Lexmark’s results saw revenue growth of four percent in 4Q2013, which goes up to 11 percent excluding the OEM’s exit from the inkjet business, with its MPS revenue increasing by a substantial 22 percent in the quarter and 16 percent over the year.
The company’s Imaging Solutions and Services (ISS) business, including laser printers, saw revenue grow one percent to $939 million (€686.5 million), and excluding the inkjet exit, grew eight percent compared to last year. Its MPS business in turn saw a growth of 22 percent in revenue to $208 million (€152 million), whilst non-MPS revenue grew four percent to $631 million (€461.3 million).
In terms of hardware and supplies, revenue grew in both by three percent and one percent respectively, with totals of $228 million (€166.6 million) and $661 million (€483.2 million) respectively. Hardware revenue, excluding inkjet exit, grew seven percent, whilst supplies grew eight percent.
Revenue from the inkjet exit meanwhile declined by 32 percent to $100 million (€73.1 million), representing 10 percent of total revenue, and is “expected to decline as a percentage of total revenue as the trailing inkjet supplies revenue from the remaining install base of inkjet printers naturally decreases over time”.
Lexmark also revealed results for the whole year, noting that ISS revenue declined five percent to $3.444 billion (€2.517 billion), and excluding inkjet revenue grew by one percent. The MPS business grew 16 percent to a revenue of $722 million (€564.4 million), and inkjet exit revenue for the year fell by 37 percent, representing 11 percent of the total company revenue for the year.
Hardware revenue for the year fell eight percent to $763 million (€557.8 million), whilst supplies revenue fell six percent to $2.484 billion (€1.816 billion), with the former declining two percent and the latter growing by two percent excluding the inkjet exit. The company predicts that revenue in the first quarter of 2014 will increase, but expects a “continued negative impact from the decision to exit inkjet”, with total revenue thought to decline by three to five percent.

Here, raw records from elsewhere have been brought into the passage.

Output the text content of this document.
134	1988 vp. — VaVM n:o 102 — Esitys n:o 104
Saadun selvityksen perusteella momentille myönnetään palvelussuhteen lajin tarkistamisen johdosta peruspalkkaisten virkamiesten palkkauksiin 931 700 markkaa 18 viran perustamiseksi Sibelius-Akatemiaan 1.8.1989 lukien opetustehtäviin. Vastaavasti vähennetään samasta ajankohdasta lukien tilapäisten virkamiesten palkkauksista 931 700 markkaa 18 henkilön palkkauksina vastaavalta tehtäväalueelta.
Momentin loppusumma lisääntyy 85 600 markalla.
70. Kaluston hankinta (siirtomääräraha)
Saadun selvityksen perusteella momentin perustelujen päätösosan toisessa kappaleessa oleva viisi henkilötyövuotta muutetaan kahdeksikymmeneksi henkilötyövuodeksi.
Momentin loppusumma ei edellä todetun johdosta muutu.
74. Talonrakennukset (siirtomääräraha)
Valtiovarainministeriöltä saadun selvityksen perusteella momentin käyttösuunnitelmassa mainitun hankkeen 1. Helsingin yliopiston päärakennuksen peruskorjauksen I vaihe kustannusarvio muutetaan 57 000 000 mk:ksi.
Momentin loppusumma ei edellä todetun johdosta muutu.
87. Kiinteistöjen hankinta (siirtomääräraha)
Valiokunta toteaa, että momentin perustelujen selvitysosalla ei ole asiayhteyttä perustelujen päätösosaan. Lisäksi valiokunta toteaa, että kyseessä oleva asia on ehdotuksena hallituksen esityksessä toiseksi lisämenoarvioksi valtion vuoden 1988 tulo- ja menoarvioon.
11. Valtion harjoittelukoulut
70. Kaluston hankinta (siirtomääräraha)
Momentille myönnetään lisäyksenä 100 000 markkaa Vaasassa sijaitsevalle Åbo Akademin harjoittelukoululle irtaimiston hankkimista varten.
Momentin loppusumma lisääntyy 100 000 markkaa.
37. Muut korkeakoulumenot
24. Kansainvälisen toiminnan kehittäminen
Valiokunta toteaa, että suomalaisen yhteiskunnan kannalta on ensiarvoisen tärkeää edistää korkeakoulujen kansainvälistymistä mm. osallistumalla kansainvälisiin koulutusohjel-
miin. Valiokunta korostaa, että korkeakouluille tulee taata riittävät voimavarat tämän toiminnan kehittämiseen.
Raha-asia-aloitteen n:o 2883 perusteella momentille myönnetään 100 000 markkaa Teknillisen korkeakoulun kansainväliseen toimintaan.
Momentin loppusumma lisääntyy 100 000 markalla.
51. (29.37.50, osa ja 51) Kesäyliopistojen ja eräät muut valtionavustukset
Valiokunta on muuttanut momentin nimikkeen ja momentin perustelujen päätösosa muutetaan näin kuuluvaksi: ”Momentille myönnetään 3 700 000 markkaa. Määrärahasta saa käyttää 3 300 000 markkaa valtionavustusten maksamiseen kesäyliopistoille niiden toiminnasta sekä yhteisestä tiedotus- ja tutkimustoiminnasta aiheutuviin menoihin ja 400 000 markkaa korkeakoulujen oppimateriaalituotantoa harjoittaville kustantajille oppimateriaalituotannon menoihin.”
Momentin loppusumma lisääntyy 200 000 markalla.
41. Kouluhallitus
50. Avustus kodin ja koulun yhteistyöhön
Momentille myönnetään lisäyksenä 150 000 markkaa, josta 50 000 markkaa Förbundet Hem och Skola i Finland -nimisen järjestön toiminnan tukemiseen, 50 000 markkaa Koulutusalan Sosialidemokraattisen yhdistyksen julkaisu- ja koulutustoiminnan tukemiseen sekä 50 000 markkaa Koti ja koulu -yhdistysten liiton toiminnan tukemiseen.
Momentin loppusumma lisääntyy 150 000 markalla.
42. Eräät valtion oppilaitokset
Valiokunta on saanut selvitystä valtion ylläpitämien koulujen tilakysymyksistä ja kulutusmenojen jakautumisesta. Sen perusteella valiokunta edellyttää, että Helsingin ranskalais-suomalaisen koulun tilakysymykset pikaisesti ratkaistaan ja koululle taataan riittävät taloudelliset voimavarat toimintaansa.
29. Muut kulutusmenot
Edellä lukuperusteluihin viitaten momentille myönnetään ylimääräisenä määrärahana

Paul Rooke, Lexmark Chairman and CEO, stated: “In the fourth quarter, Lexmark delivered strong revenue and earnings growth, and generated operating cash flow of more than $200 million (€146.2 million). Perceptive Software’s profitability increased again year to year, and once again Perceptive Software and Managed Print Services revenue each grew at a double-digit rate and now together represent 28 percent of our total revenue.
“The synergies we have created with our unique imaging and software solutions resonate well with our customers as we help them solve their unstructured information challenges. Lexmark is increasing value for our shareholders by utilising the company’s long history of free cash flow generation to return capital and accelerate our transformation to a higher-value solutions portfolio.”